Influence du désert où l'Esprit souffle libre ? Fidèle à la tradition biblique et aux croyances du monde arabe pré-islamique, le Coran ("lecture") semble considérer les rêves, les visions et les apparitions comme des moyens d'égale valeur pour annoncer la prophétie. La Sira et les Hadiths qui rapportent les paroles du Prophète donnent à l'onirisme un rôle plus ambigu. Si les rêves permirent de prédire l'expansion de la peste hors des murs de Médine, ou de proclamer l'importance de la science, ils remplirent parfois des desseins moins célestes. Mohammed les utilisa ainsi pour expliquer sa préférence pour son disciple Omar, ou se justifier d'avoir épousé la très jeune Aïcha qui sema tant de trouble dans sa maison. Et comme pour annoncer en même temps la fin des révélations divines et l'utilisation ultérieure et largement politique du rêve prémonitoire par les souverains islamiques, peu avant sa mort le Prophète déclara : "Des signes annonçant la prophétie il ne subsite que le rêve. Le musulman le voit ou on le voit pour lui."
HADITHS SUR LE RÊVE
Abou Horeirah raconte que le Prophète a dit : "Le bon songe vient de Dieu et le mauvais rêve, du diable. Celui qui voit en songe quelque chose qui lui déplaît devra le taire à tous, cracher à sa gauche, se réfugier auprès de Dieu contre l'horreur de sa vision. Alors ce songe ne lui sera pas funeste. Lorsque l'un de vous voit un rêve qui lui plaît, il devrait remercier Dieu et raconter son rêve."

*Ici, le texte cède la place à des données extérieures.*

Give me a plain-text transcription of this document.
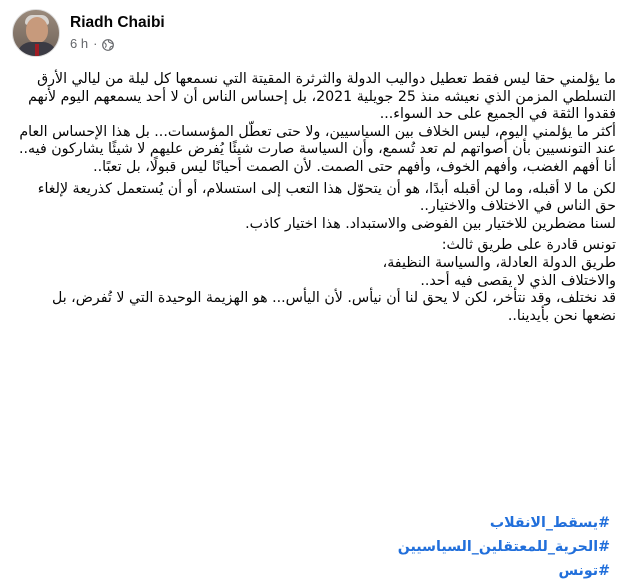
Riadh Chaibi
6 h ·

ما يؤلمني حقا ليس فقط تعطيل دواليب الدولة والثرثرة المقيتة التي نسمعها كل ليلة من ليالي الأرق التسلطي المزمن الذي نعيشه منذ 25 جويلية 2021، بل إحساس الناس أن لا أحد يسمعهم اليوم لأنهم فقدوا الثقة في الجميع على حد السواء...

أكثر ما يؤلمني اليوم، ليس الخلاف بين السياسيين، ولا حتى تعطّل المؤسسات... بل هذا الإحساس العام عند التونسيين بأن أصواتهم لم تعد تُسمع، وأن السياسة صارت شيئًا يُفرض عليهم لا شيئًا يشاركون فيه..

أنا أفهم الغضب، وأفهم الخوف، وأفهم حتى الصمت. لأن الصمت أحيانًا ليس قبولًا، بل تعبًا..

لكن ما لا أقبله، وما لن أقبله أبدًا، هو أن يتحوّل هذا التعب إلى استسلام، أو أن يُستعمل كذريعة لإلغاء حق الناس في الاختلاف والاختيار..

لسنا مضطرين للاختيار بين الفوضى والاستبداد. هذا اختيار كاذب.

تونس قادرة على طريق ثالث:

طريق الدولة العادلة، والسياسة النظيفة،

والاختلاف الذي لا يقصى فيه أحد..

قد نختلف، وقد نتأخر، لكن لا يحق لنا أن نيأس. لأن اليأس... هو الهزيمة الوحيدة التي لا تُفرض، بل نضعها نحن بأيدينا..

#يسقط_الانقلاب
#الحرية_للمعتقلين_السياسيين
#تونس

Wathilah ibn Asqua'a raconte que le Prophète a dit : "Voici les pires mensonges : revendiquer une paternité fausse, m'attribuer des paroles que je n'ai pas prononcées, et raconter un faux rêve."
L'APPEL A LA PRIÈRE INSPIRE PAR UN RÊVE
En ce temps-là les Croyants hésitaient, pour appeler les fidèles à la prière, entre allumer un feu, utiliser la crécelle des chrétiens ou la trompette des juifs. Abdallâh ben Zaid vint voir le Prophète. "J'ai vu cette nuit en songe un homme qui m'a dit : - Ne voudrais-tu pas que je te montre mieux ? - Quoi ? - Tu diras, répondit-il "Allahu Akbar...". Ayant entendu cela, le Prophète s'exclama : "C'est un songe véridique. Si Dieu veut, ainsi ferons-nous". Hadith d'ibn Hisam.
L'ISTIKHARA
Mohammed et ses disciples condamnaient l'utilisation thérapeutique du rêve, ou incubation. Cependant, plutôt que de s'opposer à cette pratique très répandue dans le monde méditerranéen, l'islam s'efforça de lui donner un cadre. Il la limita à l'Istikhara, appel au rêve enseigné par le Prophète comme moyen de soumettre à Dieu un problème que l'on ne sait résoudre. Après avoir inscrit la question sur sa paume gauche et proféré quelques formules incompréhensibles, on s'endormait, parfois dans la mosquée, avec la main sous la joue droite. Si le rêve apportait plusieurs réponses, on les soumettait dès le réveil à un tirage au sort.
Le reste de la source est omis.